This one's not so very tough to figure out.
There's a lot of curiosity involved - the role reversal, the idea of the body going through something it wasn't meant to, the peek at the other side - and on the giving end there are certainly plenty of guys who find the idea to be a compliment, that they're so virile they can knock up anything. It can be a violation, too; of boundaries: that's a line man was not meant to cross, so crossing it can be hot as the 'safety' of their maledom, what keeps them from having to experience pregnancy, is shattered; of identity: there are plenty of male-centric fetishes that break down the idea of maleness into a zero sum game (it's always been a popular way for men to think of it - not a healthy way, but popular) and being knocked up is one way of shattering a rival-or-something's masculinity.

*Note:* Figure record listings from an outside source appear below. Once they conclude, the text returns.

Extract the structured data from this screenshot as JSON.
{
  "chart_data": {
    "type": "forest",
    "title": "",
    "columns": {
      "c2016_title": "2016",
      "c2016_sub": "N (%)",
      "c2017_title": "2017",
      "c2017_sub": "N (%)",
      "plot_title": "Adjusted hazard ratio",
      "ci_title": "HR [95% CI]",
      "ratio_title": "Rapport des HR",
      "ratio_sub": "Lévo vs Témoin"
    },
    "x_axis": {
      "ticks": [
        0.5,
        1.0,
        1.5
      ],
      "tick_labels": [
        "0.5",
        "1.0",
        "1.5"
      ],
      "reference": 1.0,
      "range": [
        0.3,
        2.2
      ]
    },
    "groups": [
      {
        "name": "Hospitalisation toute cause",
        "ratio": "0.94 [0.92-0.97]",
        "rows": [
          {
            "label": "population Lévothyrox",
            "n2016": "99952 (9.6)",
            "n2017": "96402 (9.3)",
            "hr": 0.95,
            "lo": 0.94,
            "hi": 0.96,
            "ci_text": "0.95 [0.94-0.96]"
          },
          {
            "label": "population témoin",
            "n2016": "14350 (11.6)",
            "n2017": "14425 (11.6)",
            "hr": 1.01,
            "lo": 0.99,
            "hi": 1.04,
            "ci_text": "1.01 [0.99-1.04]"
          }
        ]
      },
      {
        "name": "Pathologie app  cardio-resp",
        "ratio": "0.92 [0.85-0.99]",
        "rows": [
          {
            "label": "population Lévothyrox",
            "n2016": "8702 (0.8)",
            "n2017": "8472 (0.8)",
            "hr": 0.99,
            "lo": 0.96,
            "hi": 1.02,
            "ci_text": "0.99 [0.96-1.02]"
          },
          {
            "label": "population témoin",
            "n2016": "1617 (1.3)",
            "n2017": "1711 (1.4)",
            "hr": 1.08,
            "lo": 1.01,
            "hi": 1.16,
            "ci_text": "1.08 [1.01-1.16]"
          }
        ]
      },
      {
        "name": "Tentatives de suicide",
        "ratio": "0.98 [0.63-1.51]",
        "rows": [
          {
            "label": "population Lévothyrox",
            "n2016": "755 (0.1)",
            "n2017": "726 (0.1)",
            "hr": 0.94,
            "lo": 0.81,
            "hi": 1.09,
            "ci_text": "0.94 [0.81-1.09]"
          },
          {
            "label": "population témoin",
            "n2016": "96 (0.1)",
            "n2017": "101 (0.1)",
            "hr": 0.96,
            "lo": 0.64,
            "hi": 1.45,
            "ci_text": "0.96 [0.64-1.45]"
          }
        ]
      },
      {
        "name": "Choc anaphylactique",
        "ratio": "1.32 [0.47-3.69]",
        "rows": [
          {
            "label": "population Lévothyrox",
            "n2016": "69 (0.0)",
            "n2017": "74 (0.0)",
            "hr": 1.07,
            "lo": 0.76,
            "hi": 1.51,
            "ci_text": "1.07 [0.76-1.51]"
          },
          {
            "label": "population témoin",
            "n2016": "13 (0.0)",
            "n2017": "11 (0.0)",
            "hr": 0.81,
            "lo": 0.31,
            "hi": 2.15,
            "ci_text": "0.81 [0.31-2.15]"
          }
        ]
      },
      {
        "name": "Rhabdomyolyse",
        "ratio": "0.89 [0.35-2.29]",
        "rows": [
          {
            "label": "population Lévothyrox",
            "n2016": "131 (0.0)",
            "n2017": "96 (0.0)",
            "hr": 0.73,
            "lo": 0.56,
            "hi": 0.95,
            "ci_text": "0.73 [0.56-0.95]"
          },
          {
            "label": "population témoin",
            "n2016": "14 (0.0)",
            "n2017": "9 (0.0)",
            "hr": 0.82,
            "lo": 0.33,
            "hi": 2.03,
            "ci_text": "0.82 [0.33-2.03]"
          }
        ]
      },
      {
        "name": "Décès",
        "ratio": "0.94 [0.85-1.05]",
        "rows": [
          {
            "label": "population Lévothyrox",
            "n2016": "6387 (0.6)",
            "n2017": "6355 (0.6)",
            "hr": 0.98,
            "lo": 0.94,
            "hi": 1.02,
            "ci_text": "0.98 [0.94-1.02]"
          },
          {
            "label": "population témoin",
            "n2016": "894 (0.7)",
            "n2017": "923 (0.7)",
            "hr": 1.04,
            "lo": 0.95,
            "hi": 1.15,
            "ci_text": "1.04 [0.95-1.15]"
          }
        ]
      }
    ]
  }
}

But it can also be a search for deeper meaning, for connection. Hard to deny that there's something v. primally satisfying, an unspoken connection, when a man is giving of himself and a woman receiving and transforming it. Lovely as purely masculine fun can be that's not something it can replicate; mpreg is a yearning for something that's missing but desired. At the same time it's not -exactly- a wish for homo to be more like hetero, homo pregnancy (whether it's m/m or f/f) is stepping into the realm of fantastical possibility, of what conception would be like for these dynamics. It's moving beyond the strict physicality of conceiving into the metaphysical idea of it and that's actually a big part of why it's not something everyone will get.
To be perfectly frank when it comes to pregnancy the actual physical mechanics are exactly what gets them off for many; fantasy conceptions that dip into realms of abstraction will just make them scratch their heads and say "why not just do it the normal way?".